During the second season, regular questions were no longer at the motherboard; instead, they were now at another station called "Hard Drive". One player stood at the motherboard clicking while his/her partner ran to one of the three stations. Also, the "Word Wizard" was renamed the "Chat Room". The "Web Site" stayed the same. If the first player missed the question their partner at the motherboard had a chance to answer the question.

===Level Two===
Starting with the lowest-scoring team, each team keeps control of the mouse as long as they answer questions correctly. If there was a tie for second place after level one, there was a coin flip during the commercial break and the winner of the coin flip gets to start. If at any time they miss a question, the opposing teams at the main podiums can buzz in and steal control. Landing on a "Virus" ("Crash" in the second season) meant a question was asked to the teams at the podiums for control. If neither team answered correctly, the first team kept control. Question values are still worth anywhere from $25–$100.

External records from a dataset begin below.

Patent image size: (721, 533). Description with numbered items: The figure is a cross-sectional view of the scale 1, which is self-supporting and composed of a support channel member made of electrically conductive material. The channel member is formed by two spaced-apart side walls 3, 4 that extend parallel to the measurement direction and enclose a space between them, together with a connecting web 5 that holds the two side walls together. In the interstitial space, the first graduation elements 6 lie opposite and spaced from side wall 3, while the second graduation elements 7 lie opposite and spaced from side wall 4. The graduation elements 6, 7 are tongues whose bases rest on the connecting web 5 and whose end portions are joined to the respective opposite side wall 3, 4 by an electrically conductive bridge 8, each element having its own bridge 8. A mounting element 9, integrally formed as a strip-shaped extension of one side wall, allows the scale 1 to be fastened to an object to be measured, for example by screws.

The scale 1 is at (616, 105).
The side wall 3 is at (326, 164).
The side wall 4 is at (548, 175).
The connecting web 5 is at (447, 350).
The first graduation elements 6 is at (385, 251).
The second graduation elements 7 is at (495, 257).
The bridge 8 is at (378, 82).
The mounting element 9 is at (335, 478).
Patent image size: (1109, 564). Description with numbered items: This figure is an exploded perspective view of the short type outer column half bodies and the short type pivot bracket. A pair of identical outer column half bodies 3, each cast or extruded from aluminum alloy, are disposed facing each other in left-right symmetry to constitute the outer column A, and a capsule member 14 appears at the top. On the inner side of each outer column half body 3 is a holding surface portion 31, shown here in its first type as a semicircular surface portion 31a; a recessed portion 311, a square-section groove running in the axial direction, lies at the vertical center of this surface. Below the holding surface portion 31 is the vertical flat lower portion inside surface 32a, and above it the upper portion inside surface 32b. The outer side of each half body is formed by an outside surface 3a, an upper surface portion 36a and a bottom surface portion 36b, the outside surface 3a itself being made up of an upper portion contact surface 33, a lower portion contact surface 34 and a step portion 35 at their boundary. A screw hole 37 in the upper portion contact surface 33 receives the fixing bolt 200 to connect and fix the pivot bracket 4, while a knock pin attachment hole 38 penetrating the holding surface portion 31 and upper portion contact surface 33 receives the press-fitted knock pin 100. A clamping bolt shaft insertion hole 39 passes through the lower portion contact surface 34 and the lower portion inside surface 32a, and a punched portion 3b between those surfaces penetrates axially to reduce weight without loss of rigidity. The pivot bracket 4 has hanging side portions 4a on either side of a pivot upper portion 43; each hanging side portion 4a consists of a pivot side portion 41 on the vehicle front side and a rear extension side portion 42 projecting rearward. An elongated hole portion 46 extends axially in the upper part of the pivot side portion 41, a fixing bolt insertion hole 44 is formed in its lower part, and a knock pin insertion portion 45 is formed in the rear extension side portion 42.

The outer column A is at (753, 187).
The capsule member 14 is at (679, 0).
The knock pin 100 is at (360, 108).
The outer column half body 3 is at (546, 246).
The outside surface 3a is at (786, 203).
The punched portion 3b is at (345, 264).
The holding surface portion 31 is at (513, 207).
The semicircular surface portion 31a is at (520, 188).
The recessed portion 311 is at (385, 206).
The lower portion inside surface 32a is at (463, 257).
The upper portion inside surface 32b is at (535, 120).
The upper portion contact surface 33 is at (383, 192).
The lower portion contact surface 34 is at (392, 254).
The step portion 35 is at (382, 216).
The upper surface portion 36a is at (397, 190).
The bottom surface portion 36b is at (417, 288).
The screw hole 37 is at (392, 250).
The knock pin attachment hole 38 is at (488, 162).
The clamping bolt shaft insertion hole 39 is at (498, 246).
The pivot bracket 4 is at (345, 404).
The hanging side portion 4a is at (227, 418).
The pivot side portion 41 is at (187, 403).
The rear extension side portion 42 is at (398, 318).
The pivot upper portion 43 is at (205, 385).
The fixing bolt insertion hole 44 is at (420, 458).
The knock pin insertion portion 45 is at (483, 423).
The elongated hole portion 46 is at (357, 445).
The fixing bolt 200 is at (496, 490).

===Level Three—Speed Round===
Host Seacrest now controlled the mouse, because all three teams had a chance to play every question. In season 2, Seacrest had his back to the board while controlling the mouse. One member of each team stood at a different station while their partners remained at the podiums. After the station was chosen, the player at the appropriate place would hear the question and have a chance to answer for $100. A wrong answer meant that the players at the podiums would have a chance to buzz in and take the money.

After several questions, an off-stage prerecorded voice yelled, "SWITCH! SWITCH! SWITCH!" Then the players swapped places with their teammates and more questions were asked. When time is up in Level 3, the top-scoring team won the game and advanced to the Bonus Level. All three teams kept their money. The losing teams also received consolation prizes.

In case of a tie for first place, or a three-way tie at the end, one final question was asked, and the team who buzzed in with a correct answer moved on to the Bonus Level.

===Bonus Level===
In the Bonus Level, the winning team attempted to answer three questions within the time limit to win a pair of computers. In the first season, the team had 45 seconds to answer any three correct questions to win the grand prize. Each correct answer was worth a prize. In season 2, the team had 60 seconds, but the three correct answers had to be given consecutively to win the computers otherwise they get a consolation prize. Each correct answer in the second season Bonus Level was worth $100 win or lose (regardless of whether or not they were consecutive).